Myers et al. (1993) showed that it is indeed possible to devise such observers even for the extreme case of CT imaging using only eight views. These model observers were used to explore the dependence of image quality on the parameters of nonlinear algorithms used for fast undersampled systems. They showed that it was possible to design model observers whose performance tracked well with that of human observers of their images. We look forward to the day when test images of anatomically realistic phantoms that challenge deterministic artifacts can be quantitatively analyzed as readily as images of uniform phantoms of low-contrast signals are analyzed today using the NEQ/DQE approach.
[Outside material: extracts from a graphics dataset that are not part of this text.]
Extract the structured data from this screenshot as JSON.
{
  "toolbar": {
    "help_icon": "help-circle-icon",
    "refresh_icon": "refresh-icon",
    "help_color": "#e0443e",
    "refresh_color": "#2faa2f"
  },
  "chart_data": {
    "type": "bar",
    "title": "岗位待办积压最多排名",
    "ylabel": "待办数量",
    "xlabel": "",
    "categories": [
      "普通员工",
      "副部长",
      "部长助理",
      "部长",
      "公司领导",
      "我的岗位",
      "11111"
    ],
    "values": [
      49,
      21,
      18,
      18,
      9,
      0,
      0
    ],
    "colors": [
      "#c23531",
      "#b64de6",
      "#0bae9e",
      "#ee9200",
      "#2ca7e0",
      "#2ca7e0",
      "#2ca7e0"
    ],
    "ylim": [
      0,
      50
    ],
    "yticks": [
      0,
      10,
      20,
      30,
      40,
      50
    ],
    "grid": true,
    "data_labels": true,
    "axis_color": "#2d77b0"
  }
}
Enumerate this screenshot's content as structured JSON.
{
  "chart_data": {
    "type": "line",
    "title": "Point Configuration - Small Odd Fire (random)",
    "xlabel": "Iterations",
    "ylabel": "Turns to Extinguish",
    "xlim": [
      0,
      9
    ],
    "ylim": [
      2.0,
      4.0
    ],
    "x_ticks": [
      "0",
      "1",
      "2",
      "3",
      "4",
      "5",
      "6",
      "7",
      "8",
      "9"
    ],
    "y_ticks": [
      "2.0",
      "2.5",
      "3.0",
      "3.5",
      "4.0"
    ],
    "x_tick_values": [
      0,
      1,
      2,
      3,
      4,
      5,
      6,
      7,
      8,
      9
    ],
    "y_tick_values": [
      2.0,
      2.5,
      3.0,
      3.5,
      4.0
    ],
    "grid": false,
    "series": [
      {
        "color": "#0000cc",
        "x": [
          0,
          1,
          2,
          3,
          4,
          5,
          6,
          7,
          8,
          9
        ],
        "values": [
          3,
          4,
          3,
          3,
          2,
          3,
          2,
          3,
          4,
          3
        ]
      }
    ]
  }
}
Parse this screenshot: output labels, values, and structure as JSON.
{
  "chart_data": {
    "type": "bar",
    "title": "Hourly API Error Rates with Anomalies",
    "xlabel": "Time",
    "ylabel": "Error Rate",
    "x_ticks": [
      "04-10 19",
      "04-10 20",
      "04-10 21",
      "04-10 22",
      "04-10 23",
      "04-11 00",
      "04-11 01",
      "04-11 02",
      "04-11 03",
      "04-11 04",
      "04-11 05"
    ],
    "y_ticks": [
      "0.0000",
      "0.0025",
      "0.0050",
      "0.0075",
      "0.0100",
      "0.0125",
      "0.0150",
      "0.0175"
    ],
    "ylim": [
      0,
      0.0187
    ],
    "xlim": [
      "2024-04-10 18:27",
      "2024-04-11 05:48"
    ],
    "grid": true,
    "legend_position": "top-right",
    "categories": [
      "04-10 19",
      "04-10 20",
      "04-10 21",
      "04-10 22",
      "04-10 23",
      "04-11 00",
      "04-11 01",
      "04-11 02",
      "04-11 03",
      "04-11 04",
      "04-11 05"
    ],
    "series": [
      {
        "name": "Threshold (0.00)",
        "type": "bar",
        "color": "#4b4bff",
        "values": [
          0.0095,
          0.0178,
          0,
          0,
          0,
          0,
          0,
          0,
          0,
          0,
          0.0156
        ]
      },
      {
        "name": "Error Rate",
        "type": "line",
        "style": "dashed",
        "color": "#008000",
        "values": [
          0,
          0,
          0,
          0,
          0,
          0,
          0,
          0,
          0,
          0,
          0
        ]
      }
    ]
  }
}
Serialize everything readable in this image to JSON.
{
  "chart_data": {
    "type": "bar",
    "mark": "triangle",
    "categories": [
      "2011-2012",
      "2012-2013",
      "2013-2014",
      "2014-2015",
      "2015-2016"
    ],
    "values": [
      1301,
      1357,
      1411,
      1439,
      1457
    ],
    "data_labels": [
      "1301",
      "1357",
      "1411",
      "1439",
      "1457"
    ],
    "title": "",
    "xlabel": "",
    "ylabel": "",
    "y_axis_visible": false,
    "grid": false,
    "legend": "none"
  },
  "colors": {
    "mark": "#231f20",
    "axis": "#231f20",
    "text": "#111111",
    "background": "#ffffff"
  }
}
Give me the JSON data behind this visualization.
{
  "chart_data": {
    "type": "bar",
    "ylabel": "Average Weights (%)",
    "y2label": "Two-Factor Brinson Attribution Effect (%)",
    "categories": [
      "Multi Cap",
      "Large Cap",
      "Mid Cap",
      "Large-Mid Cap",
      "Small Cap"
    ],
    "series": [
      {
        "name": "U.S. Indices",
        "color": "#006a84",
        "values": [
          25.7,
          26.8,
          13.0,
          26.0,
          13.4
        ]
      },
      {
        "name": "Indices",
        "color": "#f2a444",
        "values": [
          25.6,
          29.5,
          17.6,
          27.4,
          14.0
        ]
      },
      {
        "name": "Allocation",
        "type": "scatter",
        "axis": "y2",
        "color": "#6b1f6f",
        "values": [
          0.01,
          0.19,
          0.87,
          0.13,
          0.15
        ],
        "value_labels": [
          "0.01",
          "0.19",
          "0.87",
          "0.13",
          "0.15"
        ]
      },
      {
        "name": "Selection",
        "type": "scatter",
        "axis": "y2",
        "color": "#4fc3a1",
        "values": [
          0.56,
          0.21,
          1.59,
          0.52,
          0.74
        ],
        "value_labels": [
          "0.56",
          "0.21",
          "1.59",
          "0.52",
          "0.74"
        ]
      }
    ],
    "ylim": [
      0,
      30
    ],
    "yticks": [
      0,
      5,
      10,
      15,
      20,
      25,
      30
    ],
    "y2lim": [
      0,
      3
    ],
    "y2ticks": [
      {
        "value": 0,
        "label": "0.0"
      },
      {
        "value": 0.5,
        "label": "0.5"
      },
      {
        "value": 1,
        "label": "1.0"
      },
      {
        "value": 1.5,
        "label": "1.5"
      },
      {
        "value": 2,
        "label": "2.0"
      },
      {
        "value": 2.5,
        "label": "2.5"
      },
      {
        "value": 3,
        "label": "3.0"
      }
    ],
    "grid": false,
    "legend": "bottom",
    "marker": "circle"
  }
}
6.4 Reader- or Doctor-Limited Imaging
In more recent years the general field of receiver operating characteristic (ROC) analysis for studying the performance of imaging systems in the clinical setting has evolved into a multivariate approach called the multiple-reader, multiple-case (MRMC) ROC paradigm. This situation was driven by the great variability observed in the measurement of performance of human readers for a wide range of clinically important imaging tasks. One of the more dramatic examples of this variability was that studied by Beam et al. (1996) for the population of US mammographers. The MRMC approach is now the predominant method for assessing medical imaging and associated methods of computer-aided diagnosis, both among academic investigators as well as sponsors of new technologies submitted for review to the FDA. An overview of the issues and several public case studies has been published by myself and a number of colleagues, as part of our efforts in the process of consensus discovery and guidance development for further industry and FDA interactions (Wagner et al., 2002, 2007). Some further practical advice for study designers was published in 2003 (Wagner et al., 2003). One of the contributions of our group in all of this is an approach for analyzing an observer study into its components of variance, allowing us to separate the uncertainties that arise from the readers – including the effects of computer aids to reading (Beiden et al., 2001) – from that which arises from the finite sample of cases and the underlying physics.
6.5 The Future
In this overview I’ve tried to provide samples of some critical moments in the evolution of our understanding of the problems associated with assessing the performance of medical imaging systems. During the last decade a major project was undertaken to analyze this problem in a very formal way using the same level of rigorous mathematics that was used in the development of quantum mechanics. A contemporary landmark of this project is the publication of Foundations of Image Science by Barrett and Myers (2004). This work includes the results of several decades of investigations by the authors and their colleagues, including many PhD and postdoctoral projects. It is easy to forecast that this monumental work will have an indefinitely long shelf-life. There is material in the book for launching countless new PhD and postdoctoral projects – and hopefully further efforts toward consensus measurements and guidance for practitioners in this rapidly maturing field that we share.